Reference no: EM131781501
1) Consider the case of the Cast Iron Company. On each nondelinquent sale, Cast Iron receives revenues with a present value of $1,230 and incurs costs with a present value of $1,000. Cast Iron's costs have increased from $1,000 to $1,080. Assuming that there is no possibility of repeat orders and that the probability of successful collection from the customer is p = 0.95, answer the following.
a-1. What is the expected profit of granting credit? (Do not round intermediate calculations.)
Expected Profit _______ per sale
a-2. Should Cast Iron grant or refuse credit?
b. What is the break-even probability of collection? (Enter your answer as a percent rounded to 1 decimal place.)

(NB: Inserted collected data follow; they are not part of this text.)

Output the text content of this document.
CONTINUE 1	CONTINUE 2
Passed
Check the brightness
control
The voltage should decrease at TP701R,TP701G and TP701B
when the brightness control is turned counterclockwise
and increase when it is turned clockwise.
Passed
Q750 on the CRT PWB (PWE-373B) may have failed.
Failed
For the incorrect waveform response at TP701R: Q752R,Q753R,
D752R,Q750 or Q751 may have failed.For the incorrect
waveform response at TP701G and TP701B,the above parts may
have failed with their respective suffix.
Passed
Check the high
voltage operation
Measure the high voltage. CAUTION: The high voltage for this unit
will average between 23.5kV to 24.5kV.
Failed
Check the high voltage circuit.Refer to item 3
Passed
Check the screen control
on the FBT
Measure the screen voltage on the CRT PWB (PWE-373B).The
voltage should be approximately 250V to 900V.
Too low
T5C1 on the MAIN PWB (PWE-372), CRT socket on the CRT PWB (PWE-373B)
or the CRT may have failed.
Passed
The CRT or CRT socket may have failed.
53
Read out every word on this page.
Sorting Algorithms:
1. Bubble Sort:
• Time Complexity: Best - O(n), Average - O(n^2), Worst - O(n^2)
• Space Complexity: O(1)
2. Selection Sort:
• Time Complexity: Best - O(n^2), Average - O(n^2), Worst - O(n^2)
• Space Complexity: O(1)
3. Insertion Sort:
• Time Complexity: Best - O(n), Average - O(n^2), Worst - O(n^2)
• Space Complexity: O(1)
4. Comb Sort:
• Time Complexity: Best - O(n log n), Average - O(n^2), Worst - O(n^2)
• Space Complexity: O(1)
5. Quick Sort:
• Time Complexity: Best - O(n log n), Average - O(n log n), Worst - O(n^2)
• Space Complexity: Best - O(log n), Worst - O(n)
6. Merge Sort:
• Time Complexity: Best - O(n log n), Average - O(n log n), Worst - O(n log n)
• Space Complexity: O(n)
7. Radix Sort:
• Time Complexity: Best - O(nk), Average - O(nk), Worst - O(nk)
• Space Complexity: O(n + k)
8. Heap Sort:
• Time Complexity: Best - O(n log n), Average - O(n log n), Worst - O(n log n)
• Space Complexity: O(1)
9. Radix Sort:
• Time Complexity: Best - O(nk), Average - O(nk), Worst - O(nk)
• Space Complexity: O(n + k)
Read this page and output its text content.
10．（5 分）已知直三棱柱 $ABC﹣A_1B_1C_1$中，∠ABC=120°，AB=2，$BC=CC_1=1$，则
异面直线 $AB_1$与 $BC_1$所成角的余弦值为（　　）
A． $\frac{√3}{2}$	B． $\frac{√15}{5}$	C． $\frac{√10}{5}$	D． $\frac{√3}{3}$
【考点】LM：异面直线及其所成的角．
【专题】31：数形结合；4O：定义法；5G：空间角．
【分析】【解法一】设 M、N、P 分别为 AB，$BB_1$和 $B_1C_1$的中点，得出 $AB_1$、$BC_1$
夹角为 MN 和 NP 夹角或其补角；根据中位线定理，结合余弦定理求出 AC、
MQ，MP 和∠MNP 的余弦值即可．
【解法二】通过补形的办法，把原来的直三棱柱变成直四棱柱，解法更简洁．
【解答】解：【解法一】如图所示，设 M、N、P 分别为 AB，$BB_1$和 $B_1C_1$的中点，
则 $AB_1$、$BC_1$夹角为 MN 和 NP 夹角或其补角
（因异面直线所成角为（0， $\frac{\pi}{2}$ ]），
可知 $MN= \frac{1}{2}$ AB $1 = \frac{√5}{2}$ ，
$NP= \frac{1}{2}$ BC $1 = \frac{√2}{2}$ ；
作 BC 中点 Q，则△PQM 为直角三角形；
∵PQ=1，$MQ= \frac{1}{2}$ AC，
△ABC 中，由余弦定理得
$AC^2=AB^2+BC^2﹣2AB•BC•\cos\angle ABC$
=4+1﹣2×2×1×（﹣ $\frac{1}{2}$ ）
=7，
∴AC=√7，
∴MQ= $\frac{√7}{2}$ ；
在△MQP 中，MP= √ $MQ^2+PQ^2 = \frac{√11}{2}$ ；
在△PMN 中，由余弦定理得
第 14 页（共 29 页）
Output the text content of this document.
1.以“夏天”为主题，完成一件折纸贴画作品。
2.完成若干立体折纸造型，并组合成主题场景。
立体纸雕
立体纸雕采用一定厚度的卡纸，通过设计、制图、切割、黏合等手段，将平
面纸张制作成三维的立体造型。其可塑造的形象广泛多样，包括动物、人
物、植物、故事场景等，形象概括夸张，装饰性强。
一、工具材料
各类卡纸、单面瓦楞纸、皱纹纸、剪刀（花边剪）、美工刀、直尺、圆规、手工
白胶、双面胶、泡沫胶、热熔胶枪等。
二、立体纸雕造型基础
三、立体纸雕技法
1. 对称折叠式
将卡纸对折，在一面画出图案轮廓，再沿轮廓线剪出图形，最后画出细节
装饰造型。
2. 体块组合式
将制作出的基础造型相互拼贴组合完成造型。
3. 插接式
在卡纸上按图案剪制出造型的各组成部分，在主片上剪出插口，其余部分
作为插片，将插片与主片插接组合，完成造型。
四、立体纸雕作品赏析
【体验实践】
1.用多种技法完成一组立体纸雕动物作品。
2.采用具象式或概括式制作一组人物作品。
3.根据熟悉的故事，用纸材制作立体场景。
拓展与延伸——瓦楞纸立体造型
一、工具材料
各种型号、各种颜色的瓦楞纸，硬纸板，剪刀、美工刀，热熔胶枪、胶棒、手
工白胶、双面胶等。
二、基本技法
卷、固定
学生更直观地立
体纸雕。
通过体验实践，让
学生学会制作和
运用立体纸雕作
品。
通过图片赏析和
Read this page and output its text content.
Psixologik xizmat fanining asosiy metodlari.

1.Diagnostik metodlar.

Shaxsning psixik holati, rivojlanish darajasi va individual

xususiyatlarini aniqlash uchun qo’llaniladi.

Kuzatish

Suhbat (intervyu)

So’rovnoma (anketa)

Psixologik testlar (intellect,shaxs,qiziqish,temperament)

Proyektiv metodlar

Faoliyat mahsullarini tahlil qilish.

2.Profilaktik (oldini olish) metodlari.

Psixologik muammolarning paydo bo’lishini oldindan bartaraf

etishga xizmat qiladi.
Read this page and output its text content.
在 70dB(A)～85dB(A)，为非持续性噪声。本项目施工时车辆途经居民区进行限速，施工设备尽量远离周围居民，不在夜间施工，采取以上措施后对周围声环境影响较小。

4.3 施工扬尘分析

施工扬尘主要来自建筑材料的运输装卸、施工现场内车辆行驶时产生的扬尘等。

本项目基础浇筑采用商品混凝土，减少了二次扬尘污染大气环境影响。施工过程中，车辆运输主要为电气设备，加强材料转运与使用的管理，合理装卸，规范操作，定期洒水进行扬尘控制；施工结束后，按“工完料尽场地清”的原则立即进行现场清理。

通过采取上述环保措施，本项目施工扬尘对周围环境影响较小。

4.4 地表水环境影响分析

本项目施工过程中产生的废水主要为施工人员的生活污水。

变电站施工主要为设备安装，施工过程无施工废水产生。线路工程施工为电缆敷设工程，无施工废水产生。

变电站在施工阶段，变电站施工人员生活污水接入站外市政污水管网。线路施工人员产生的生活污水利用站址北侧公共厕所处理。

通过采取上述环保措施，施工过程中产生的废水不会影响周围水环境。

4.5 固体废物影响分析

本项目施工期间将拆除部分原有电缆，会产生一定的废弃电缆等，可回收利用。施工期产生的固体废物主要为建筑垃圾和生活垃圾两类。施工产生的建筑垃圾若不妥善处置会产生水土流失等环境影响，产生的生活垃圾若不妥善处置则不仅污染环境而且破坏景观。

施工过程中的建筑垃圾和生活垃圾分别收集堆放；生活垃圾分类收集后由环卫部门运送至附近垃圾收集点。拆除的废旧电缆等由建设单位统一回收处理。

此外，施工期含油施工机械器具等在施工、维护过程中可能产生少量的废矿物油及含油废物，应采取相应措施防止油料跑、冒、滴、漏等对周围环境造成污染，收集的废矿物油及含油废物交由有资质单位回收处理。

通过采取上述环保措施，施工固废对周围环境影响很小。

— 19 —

Break-even probability _____%
2) Anne Teak, the financial manager of a furniture manufacturer, is considering operating a lock-box system. She forecasts that 350 payments a day will be made to lock boxes with an average payment size of $2,500. The bank's charge for operating the lock boxes is $0.30 a check. The interest rate is 0.012% per day.
a. If the lock box makes the cash available 2 days earlier, calculate the net daily advantage of the system. (Do not round intermediate calculations.)
Daily Interest Saved ______
b. Is it worthwhile to adopt the system?
c. What minimum reduction in the time to collect and process each check is needed to justify use of the lock-box system? (Do not round intermediate calculations. Round your answer to 2 decimal places.)